What are you most proud of?
I’m most proud of the fact that I’m still learning. I find myself in areas of discomfort on a regular basis, doing things I haven’t done before, and there’s never a one-size-fits-all solution. I work with excellent people — our Chief Inclusion Officer, Learning and Development team, our CEO (who is and outside consultants — to chart a path towards attracting and retaining talent. I continually experiment, and I find the process challenging and invigorating. When you are working with human beings, the answer is never a straight line and there’s no “formula” to ensure an outcome. I like the challenge of going deeper to better understand the unique experiences of our amazing team.
Do you have any advice for people entering the profession?

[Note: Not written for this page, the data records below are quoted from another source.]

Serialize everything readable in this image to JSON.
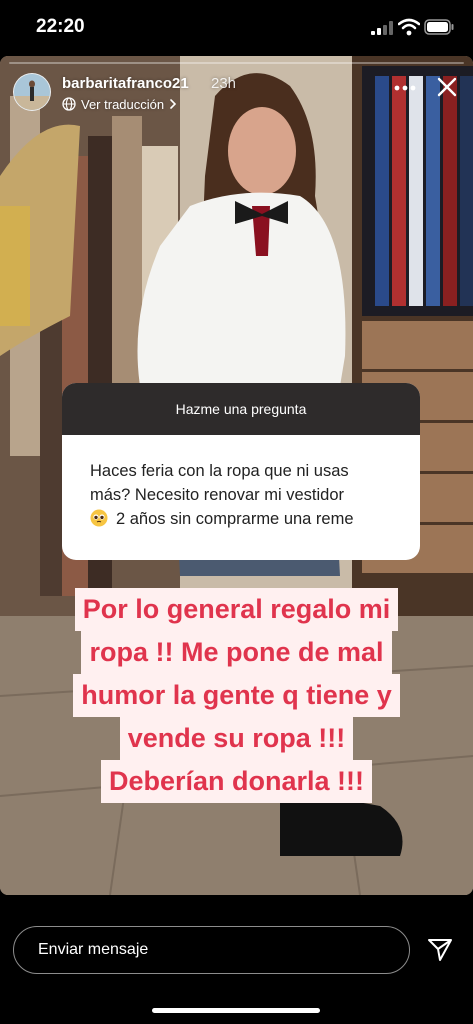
{
  "status_bar": {
    "time": "22:20",
    "icons": [
      "signal-icon",
      "wifi-icon",
      "battery-icon"
    ]
  },
  "story": {
    "progress": 0.0,
    "header": {
      "username": "barbaritafranco21",
      "time_ago": "23h",
      "translate_label": "Ver traducción",
      "icons": [
        "avatar",
        "globe-icon",
        "chevron-right-icon",
        "more-icon",
        "close-icon"
      ]
    },
    "question_sticker": {
      "title": "Hazme una pregunta",
      "lines": [
        "Haces feria con la ropa que ni usas",
        "más? Necesito renovar mi vestidor",
        "2 años sin comprarme una reme"
      ],
      "emoji": "pleading-face-icon"
    },
    "response": {
      "lines": [
        "Por lo general regalo mi",
        "ropa !! Me pone de mal",
        "humor la gente q  tiene  y",
        "vende su ropa !!!",
        "Deberían donarla  !!!"
      ],
      "text_color": "#e0344d",
      "highlight_color": "#fff0f0"
    }
  },
  "footer": {
    "message_placeholder": "Enviar mensaje",
    "icons": [
      "send-icon"
    ]
  }
}
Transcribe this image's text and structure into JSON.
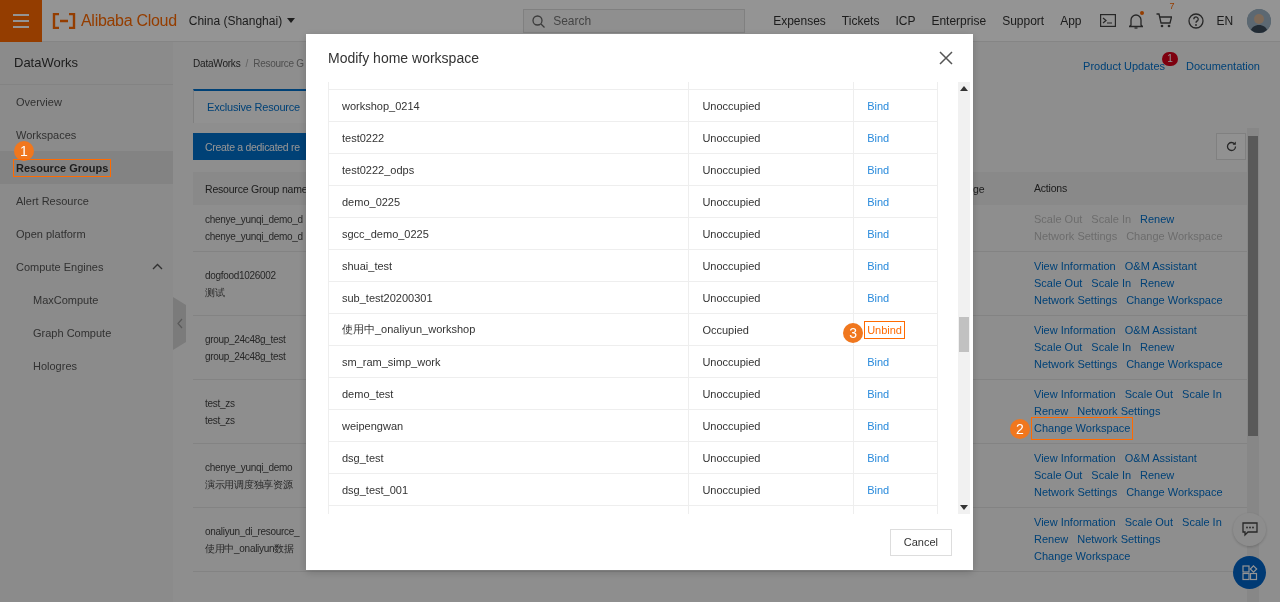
{
  "topbar": {
    "logo": "Alibaba Cloud",
    "region": "China (Shanghai)",
    "search": {
      "placeholder": "Search"
    },
    "links": [
      "Expenses",
      "Tickets",
      "ICP",
      "Enterprise",
      "Support",
      "App"
    ],
    "bell_unread": true,
    "cart_count": "7",
    "language": "EN"
  },
  "sidebar": {
    "title": "DataWorks",
    "items": [
      {
        "label": "Overview",
        "selected": false
      },
      {
        "label": "Workspaces",
        "selected": false
      },
      {
        "label": "Resource Groups",
        "selected": true,
        "callout": "1"
      },
      {
        "label": "Alert Resource",
        "selected": false
      },
      {
        "label": "Open platform",
        "selected": false
      },
      {
        "label": "Compute Engines",
        "selected": false,
        "expanded": true,
        "children": [
          {
            "label": "MaxCompute",
            "selected": false
          },
          {
            "label": "Graph Compute",
            "selected": false
          },
          {
            "label": "Hologres",
            "selected": false
          }
        ]
      }
    ]
  },
  "main": {
    "breadcrumb": {
      "items": [
        "DataWorks",
        "Resource G"
      ],
      "separator": "/"
    },
    "header_links": [
      {
        "label": "Product Updates",
        "badge": "1"
      },
      {
        "label": "Documentation"
      }
    ],
    "tabs": [
      {
        "label": "Exclusive Resource",
        "selected": true
      }
    ],
    "create_button": "Create a dedicated re",
    "table": {
      "columns": [
        "Resource Group name",
        "ge",
        "Actions"
      ],
      "rows": [
        {
          "names": [
            "chenye_yunqi_demo_d",
            "chenye_yunqi_demo_d"
          ],
          "action_lines": [
            [
              {
                "label": "Scale Out",
                "disabled": true
              },
              {
                "label": "Scale In",
                "disabled": true
              },
              {
                "label": "Renew",
                "disabled": false
              }
            ],
            [
              {
                "label": "Network Settings",
                "disabled": true
              },
              {
                "label": "Change Workspace",
                "disabled": true
              }
            ]
          ]
        },
        {
          "names": [
            "dogfood1026002",
            "测试"
          ],
          "action_lines": [
            [
              {
                "label": "View Information",
                "disabled": false
              },
              {
                "label": "O&M Assistant",
                "disabled": false
              }
            ],
            [
              {
                "label": "Scale Out",
                "disabled": false
              },
              {
                "label": "Scale In",
                "disabled": false
              },
              {
                "label": "Renew",
                "disabled": false
              }
            ],
            [
              {
                "label": "Network Settings",
                "disabled": false
              },
              {
                "label": "Change Workspace",
                "disabled": false
              }
            ]
          ]
        },
        {
          "names": [
            "group_24c48g_test",
            "group_24c48g_test"
          ],
          "action_lines": [
            [
              {
                "label": "View Information",
                "disabled": false
              },
              {
                "label": "O&M Assistant",
                "disabled": false
              }
            ],
            [
              {
                "label": "Scale Out",
                "disabled": false
              },
              {
                "label": "Scale In",
                "disabled": false
              },
              {
                "label": "Renew",
                "disabled": false
              }
            ],
            [
              {
                "label": "Network Settings",
                "disabled": false
              },
              {
                "label": "Change Workspace",
                "disabled": false
              }
            ]
          ]
        },
        {
          "names": [
            "test_zs",
            "test_zs"
          ],
          "action_lines": [
            [
              {
                "label": "View Information",
                "disabled": false
              },
              {
                "label": "Scale Out",
                "disabled": false
              },
              {
                "label": "Scale In",
                "disabled": false
              }
            ],
            [
              {
                "label": "Renew",
                "disabled": false
              },
              {
                "label": "Network Settings",
                "disabled": false
              }
            ],
            [
              {
                "label": "Change Workspace",
                "disabled": false,
                "callout": "2"
              }
            ]
          ]
        },
        {
          "names": [
            "chenye_yunqi_demo",
            "演示用调度独享资源"
          ],
          "action_lines": [
            [
              {
                "label": "View Information",
                "disabled": false
              },
              {
                "label": "O&M Assistant",
                "disabled": false
              }
            ],
            [
              {
                "label": "Scale Out",
                "disabled": false
              },
              {
                "label": "Scale In",
                "disabled": false
              },
              {
                "label": "Renew",
                "disabled": false
              }
            ],
            [
              {
                "label": "Network Settings",
                "disabled": false
              },
              {
                "label": "Change Workspace",
                "disabled": false
              }
            ]
          ]
        },
        {
          "names": [
            "onaliyun_di_resource_",
            "使用中_onaliyun数据"
          ],
          "action_lines": [
            [
              {
                "label": "View Information",
                "disabled": false
              },
              {
                "label": "Scale Out",
                "disabled": false
              },
              {
                "label": "Scale In",
                "disabled": false
              }
            ],
            [
              {
                "label": "Renew",
                "disabled": false
              },
              {
                "label": "Network Settings",
                "disabled": false
              }
            ],
            [
              {
                "label": "Change Workspace",
                "disabled": false
              }
            ]
          ]
        }
      ]
    }
  },
  "modal": {
    "title": "Modify home workspace",
    "rows": [
      {
        "workspace": "workshop_0214",
        "status": "Unoccupied",
        "action": "Bind",
        "kind": "bind"
      },
      {
        "workspace": "test0222",
        "status": "Unoccupied",
        "action": "Bind",
        "kind": "bind"
      },
      {
        "workspace": "test0222_odps",
        "status": "Unoccupied",
        "action": "Bind",
        "kind": "bind"
      },
      {
        "workspace": "demo_0225",
        "status": "Unoccupied",
        "action": "Bind",
        "kind": "bind"
      },
      {
        "workspace": "sgcc_demo_0225",
        "status": "Unoccupied",
        "action": "Bind",
        "kind": "bind"
      },
      {
        "workspace": "shuai_test",
        "status": "Unoccupied",
        "action": "Bind",
        "kind": "bind"
      },
      {
        "workspace": "sub_test20200301",
        "status": "Unoccupied",
        "action": "Bind",
        "kind": "bind"
      },
      {
        "workspace": "使用中_onaliyun_workshop",
        "status": "Occupied",
        "action": "Unbind",
        "kind": "unbind",
        "callout": "3"
      },
      {
        "workspace": "sm_ram_simp_work",
        "status": "Unoccupied",
        "action": "Bind",
        "kind": "bind"
      },
      {
        "workspace": "demo_test",
        "status": "Unoccupied",
        "action": "Bind",
        "kind": "bind"
      },
      {
        "workspace": "weipengwan",
        "status": "Unoccupied",
        "action": "Bind",
        "kind": "bind"
      },
      {
        "workspace": "dsg_test",
        "status": "Unoccupied",
        "action": "Bind",
        "kind": "bind"
      },
      {
        "workspace": "dsg_test_001",
        "status": "Unoccupied",
        "action": "Bind",
        "kind": "bind"
      }
    ],
    "buttons": [
      "Cancel"
    ]
  }
}
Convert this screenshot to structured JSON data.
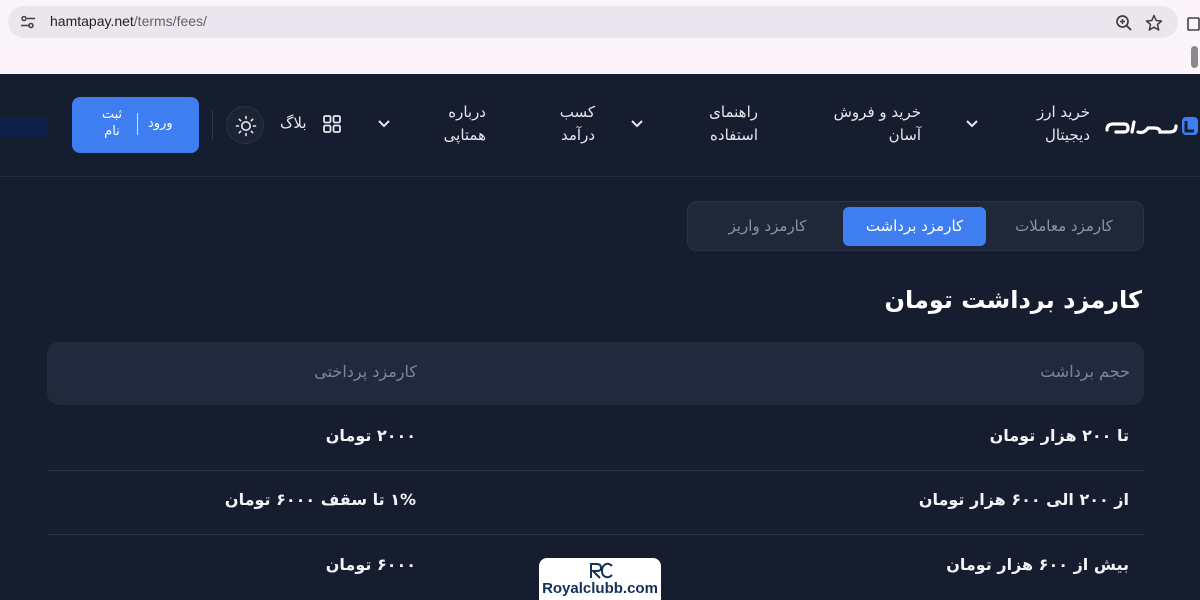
{
  "browser": {
    "url_domain": "hamtapay.net",
    "url_path": "/terms/fees/",
    "icons": [
      "tune-icon",
      "zoom-icon",
      "star-icon",
      "extension-icon"
    ]
  },
  "header": {
    "logo_text": "همتاپی",
    "nav": [
      {
        "line1": "خرید ارز",
        "line2": "دیجیتال",
        "has_dropdown": true
      },
      {
        "line1": "خرید و فروش",
        "line2": "آسان",
        "has_dropdown": true
      },
      {
        "line1": "راهنمای",
        "line2": "استفاده",
        "has_dropdown": true
      },
      {
        "line1": "کسب",
        "line2": "درآمد",
        "has_dropdown": false
      },
      {
        "line1": "درباره",
        "line2": "همتاپی",
        "has_dropdown": true
      }
    ],
    "blog_label": "بلاگ",
    "login_label": "ورود",
    "signup_line1": "ثبت",
    "signup_line2": "نام"
  },
  "tabs": [
    {
      "label": "کارمزد معاملات",
      "active": false
    },
    {
      "label": "کارمزد برداشت",
      "active": true
    },
    {
      "label": "کارمزد واریز",
      "active": false
    }
  ],
  "section_title": "کارمزد برداشت تومان",
  "table": {
    "headers": [
      "حجم برداشت",
      "کارمزد پرداختی"
    ],
    "rows": [
      [
        "تا ۲۰۰ هزار تومان",
        "۲۰۰۰ تومان"
      ],
      [
        "از ۲۰۰ الی ۶۰۰ هزار تومان",
        "۱% تا سقف ۶۰۰۰ تومان"
      ],
      [
        "بیش از ۶۰۰ هزار تومان",
        "۶۰۰۰ تومان"
      ]
    ]
  },
  "watermark": {
    "mark": "RC",
    "text": "Royalclubb.com"
  },
  "colors": {
    "accent": "#3f7ef0",
    "background": "#161d2e",
    "panel": "#212a3c"
  }
}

Bearing in mind that I didn’t begin my career in HR, my advice is to learn as many different elements of HR as you can. Some of the strongest people I’ve worked with in the field have experience on the talent acquisition side, the total rewards side, and the generalist side. Because of this, they have a broader view, understand how everything ties together, and can draw upon many different tools to be truly successful in their role. If you have an understanding of all the different aspects of the field, you will bring a unique and valuable perspective to an organization.